O direito de se defender, ou seja, o uso da força por parte da comunidade internacional em defesa daqueles que não conseguem exercitar os seus direitos fundamentais, é uma doutrina consolidada nas Nações Unidas e na Doutrina Social da Igreja.

De fato, a comunidade internacional tem a obrigação de responder e deter, principalmente, qualquer tipo de genocídio.

‘Não gostaríamos de ver em alguns anos os conhecidos processos posteriores, onde a comunidade internacional se pergunta o motivo da ausência de uma intervenção’.

ZENIT: Quais características deveria ter uma intervenção da comunidade internacional?
- Mons.

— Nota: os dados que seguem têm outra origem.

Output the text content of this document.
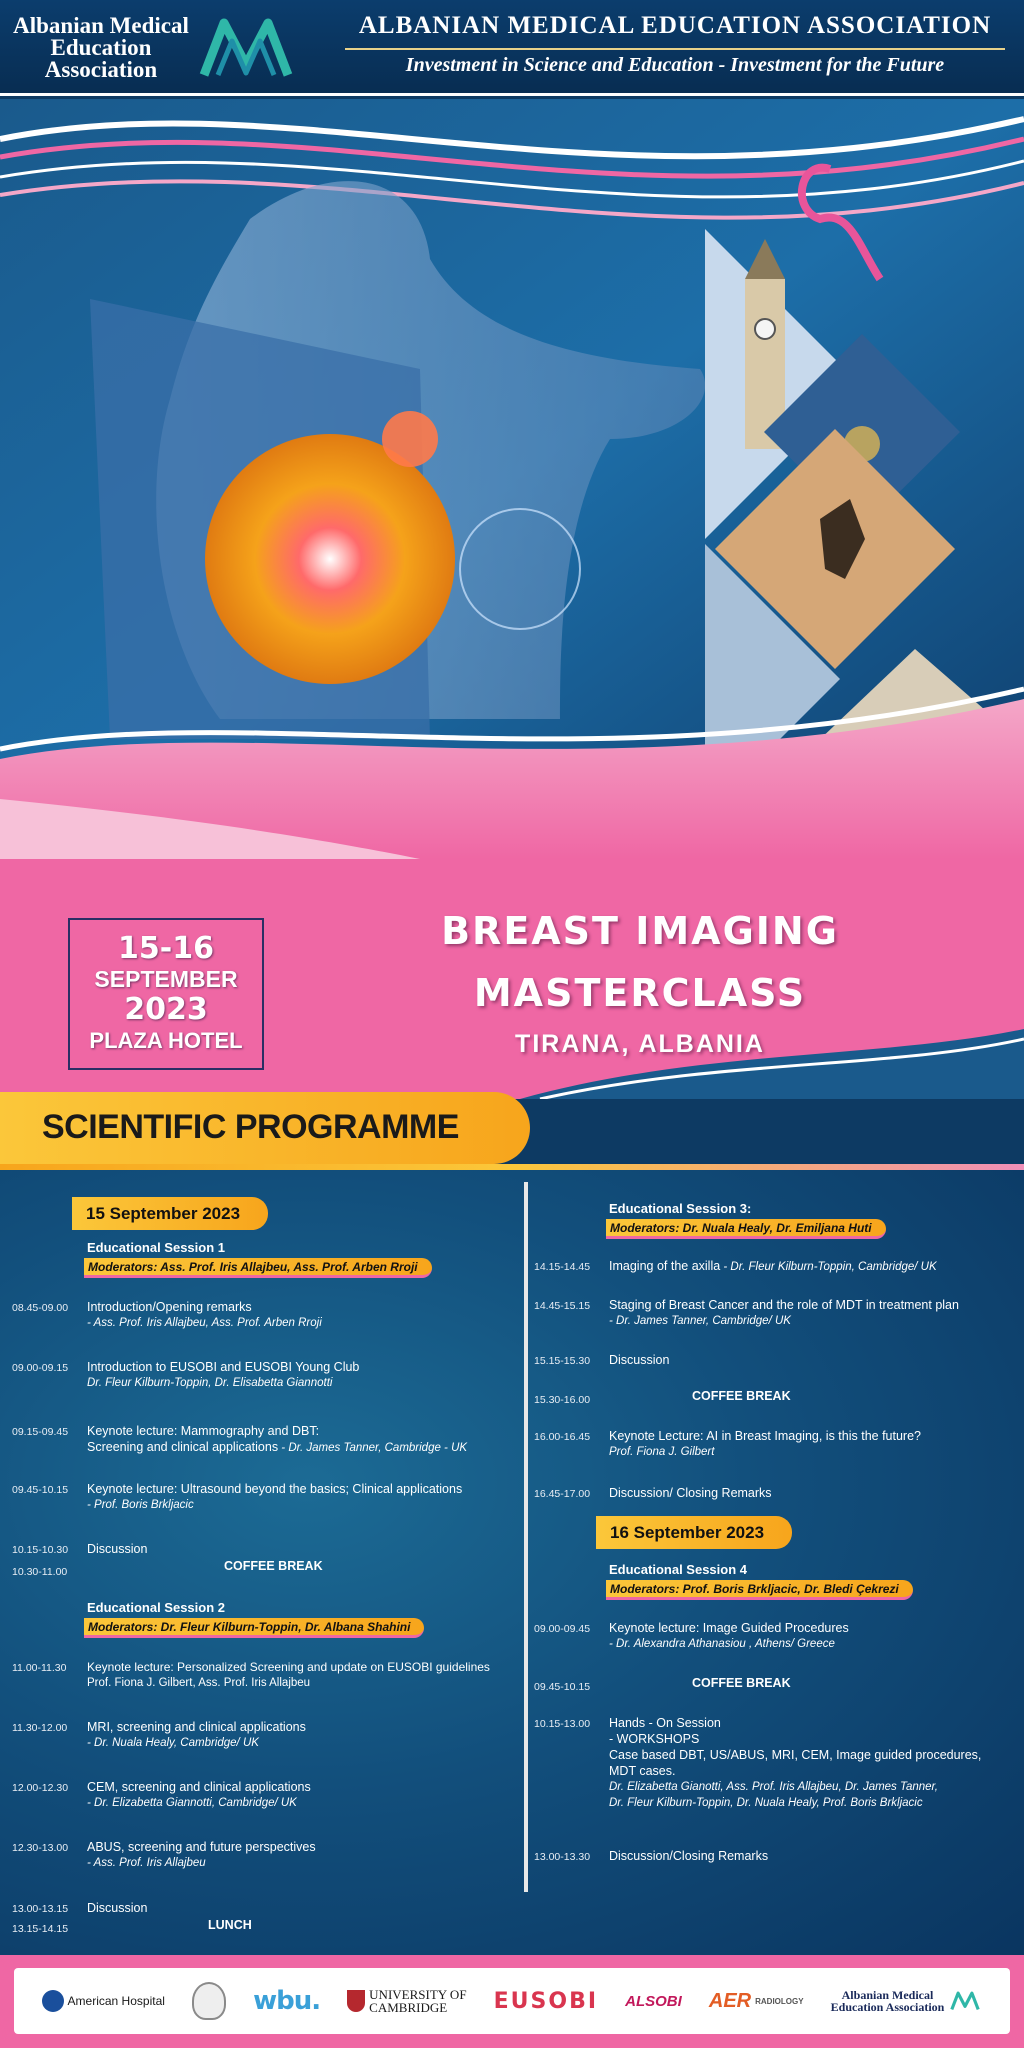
Albanian Medical Education Association
ALBANIAN MEDICAL EDUCATION ASSOCIATION
Investment in Science and Education - Investment for the Future
15-16
SEPTEMBER
2023
PLAZA HOTEL
BREAST IMAGING
MASTERCLASS
TIRANA, ALBANIA
SCIENTIFIC PROGRAMME
15 September 2023
Educational Session 1
Moderators: Ass. Prof. Iris Allajbeu, Ass. Prof. Arben Rroji
08.45-09.00	Introduction/Opening remarks
- Ass. Prof. Iris Allajbeu, Ass. Prof. Arben Rroji
09.00-09.15	Introduction to EUSOBI and EUSOBI Young Club
Dr. Fleur Kilburn-Toppin, Dr. Elisabetta Giannotti
09.15-09.45	Keynote lecture: Mammography and DBT:
Screening and clinical applications - Dr. James Tanner, Cambridge - UK
09.45-10.15	Keynote lecture: Ultrasound beyond the basics; Clinical applications
- Prof. Boris Brkljacic
10.15-10.30	Discussion
10.30-11.00	COFFEE BREAK
Educational Session 2
Moderators: Dr. Fleur Kilburn-Toppin, Dr. Albana Shahini
11.00-11.30	Keynote lecture: Personalized Screening and update on EUSOBI guidelines
Prof. Fiona J. Gilbert, Ass. Prof. Iris Allajbeu
11.30-12.00	MRI, screening and clinical applications
- Dr. Nuala Healy, Cambridge/ UK
12.00-12.30	CEM, screening and clinical applications
- Dr. Elizabetta Giannotti, Cambridge/ UK
12.30-13.00	ABUS, screening and future perspectives
- Ass. Prof. Iris Allajbeu
13.00-13.15	Discussion
13.15-14.15	LUNCH
Educational Session 3:
Moderators: Dr. Nuala Healy, Dr. Emiljana Huti
14.15-14.45	Imaging of the axilla - Dr. Fleur Kilburn-Toppin, Cambridge/ UK
14.45-15.15	Staging of Breast Cancer and the role of MDT in treatment plan
- Dr. James Tanner, Cambridge/ UK
15.15-15.30	Discussion
15.30-16.00	COFFEE BREAK
16.00-16.45	Keynote Lecture: AI in Breast Imaging, is this the future?
Prof. Fiona J. Gilbert
16.45-17.00	Discussion/ Closing Remarks
16 September 2023
Educational Session 4
Moderators: Prof. Boris Brkljacic, Dr. Bledi Çekrezi
09.00-09.45	Keynote lecture: Image Guided Procedures
- Dr. Alexandra Athanasiou , Athens/ Greece
09.45-10.15	COFFEE BREAK
10.15-13.00	Hands - On Session
- WORKSHOPS
Case based DBT, US/ABUS, MRI, CEM, Image guided procedures,
MDT cases.
Dr. Elizabetta Gianotti, Ass. Prof. Iris Allajbeu, Dr. James Tanner,
Dr. Fleur Kilburn-Toppin, Dr. Nuala Healy, Prof. Boris Brkljacic
13.00-13.30	Discussion/Closing Remarks
American Hospital	wbu.	UNIVERSITY OF
CAMBRIDGE	EUSOBI ALSOBI AER RADIOLOGY	Albanian Medical
Education Association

Tomasi: A comunidade internacional depois das atrocidades da Segunda Guerra Mundial criou regras e instrumentos para lidar com situações de emergência humanitária. Em particular, responsabilidade do Conselho de Segurança determinar as modalidades e os tempos de uma eventual intervenção. A posição da Santa Sé sempre foi a de facilitar o diálogo a favor de uma solução pacífica da crise e incentivar a comunidade internacional para que actue unida, especialmente para deter esta espécie de genocídio que estão sofrendo os cristãos e outras comunidades no Oriente Médio. Naturalmente, o caminho do diálogo é difícil com um grupo que não tem nenhum tipo de respeito pelo direito internacional e nenhum desejo de diálogo.